In which Electronic Chaos discovers the wonders of eBooks

(Or, “Give me your ebook suggestions”)

Yes, I’ve always known about ebooks, pretty much since they first came out, but I never really wanted to buy the equiptment to read them and didn’t really like the idea of sitting in front of my computer to read a book either.

Then, just last year, I decided to get a $30 Palm V off ebay for a project I wanted to try. It took me to just last Wed. to realize that I could use it to read books. So I went and downloaded Cory Doctorow’s Someone Comes to Town, Someone Leaves Town, and read it, and enjoyed it. Now I’m looking for some more free books.

Now I’m looking for more books which are free (and legal, obviously) to download. I’ve already read Down and Out in the Magic Kingdom in print before, and I already know about Project Gutenburg and the like, but I don’t know what to download from there. Help me out!

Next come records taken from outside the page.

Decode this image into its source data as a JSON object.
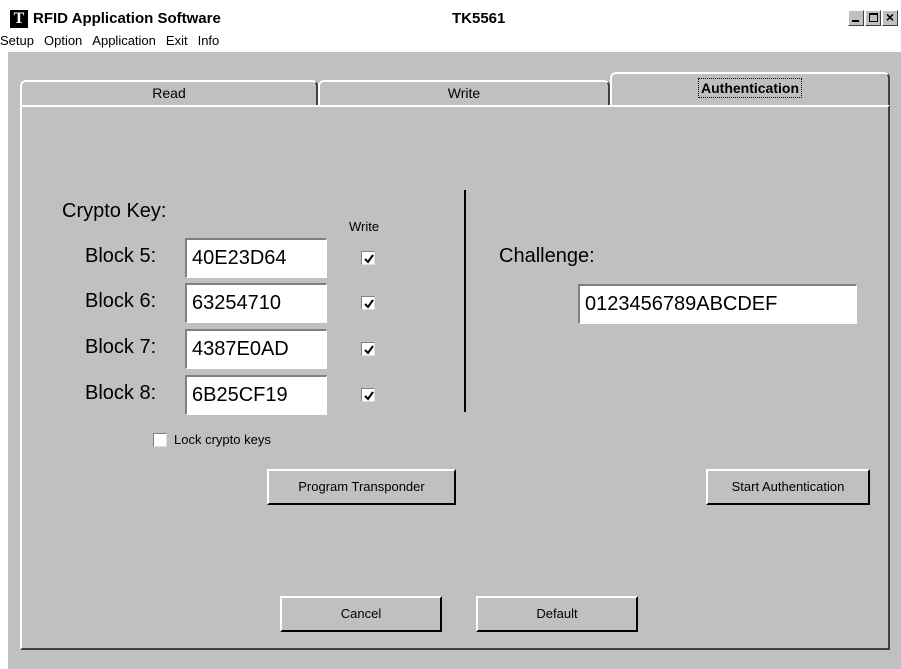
{
  "window": {
    "app_icon_letter": "T",
    "title": "RFID Application Software",
    "model": "TK5561",
    "close_glyph": "×"
  },
  "menu": [
    "Setup",
    "Option",
    "Application",
    "Exit",
    "Info"
  ],
  "tabs": [
    {
      "label": "Read",
      "active": false
    },
    {
      "label": "Write",
      "active": false
    },
    {
      "label": "Authentication",
      "active": true
    }
  ],
  "crypto": {
    "heading": "Crypto Key:",
    "write_column_label": "Write",
    "blocks": [
      {
        "label": "Block 5:",
        "value": "40E23D64",
        "write_checked": true
      },
      {
        "label": "Block 6:",
        "value": "63254710",
        "write_checked": true
      },
      {
        "label": "Block 7:",
        "value": "4387E0AD",
        "write_checked": true
      },
      {
        "label": "Block 8:",
        "value": "6B25CF19",
        "write_checked": true
      }
    ],
    "lock_label": "Lock crypto keys",
    "lock_checked": false
  },
  "challenge": {
    "label": "Challenge:",
    "value": "0123456789ABCDEF"
  },
  "buttons": {
    "program": "Program Transponder",
    "start_auth": "Start Authentication",
    "cancel": "Cancel",
    "default": "Default"
  }
}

My main focus of reading is SciFi/Fantasy and humor, but other things have been known to catch my fancy, as long as they’re interesting. So don’t hesitate to suggest anything.

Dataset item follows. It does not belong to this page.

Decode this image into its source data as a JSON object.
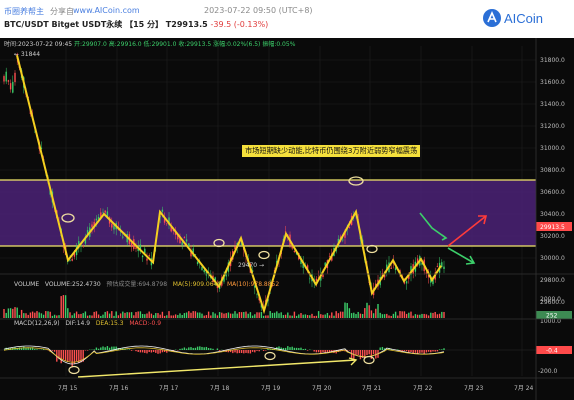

There are a number of free downloads at Baen’s website, http://www.baen.com/ (don’t type “www.baenbooks.com” as I once did, that leads you to one of those “search sites” that tries to take over your computer).

We buy a number of ebooks from Palm Digital Media (I think their new URL is www.ereader.com); they tend to be a little cheaper than the corresponding ebooks available at Amazon.

Just going to bump this a bit…

Heh, I bookmarked this thread before you bumped it, I was just a long time in replying.

Personally, I read fanfic about my favorite series, and would encourage you to do the same. I also read Original pulp-fiction at Pulp and Dagger

By the way, I borrowed a fancy/tiny Mp3 player/picture viewer/text displayer from a friend. It is a lot easier to read than I thought. Thing is, if I cut and past stuff into word, than save as .txt, than it comes out with the occasional words running together on the screen. (For some reason, I don’t find the fact that a word will begun on one line and end on another annoying, however.) Is there any way to tell Word, or Word-like programs to force blocks of text into a certain number of characters per line?

Try your library system. My ebook downloads have come from the library.

There is a small selection of eBooks at Embiid.net (along with their high-quality books for sale), including the classic bad novel Atlanta Nights.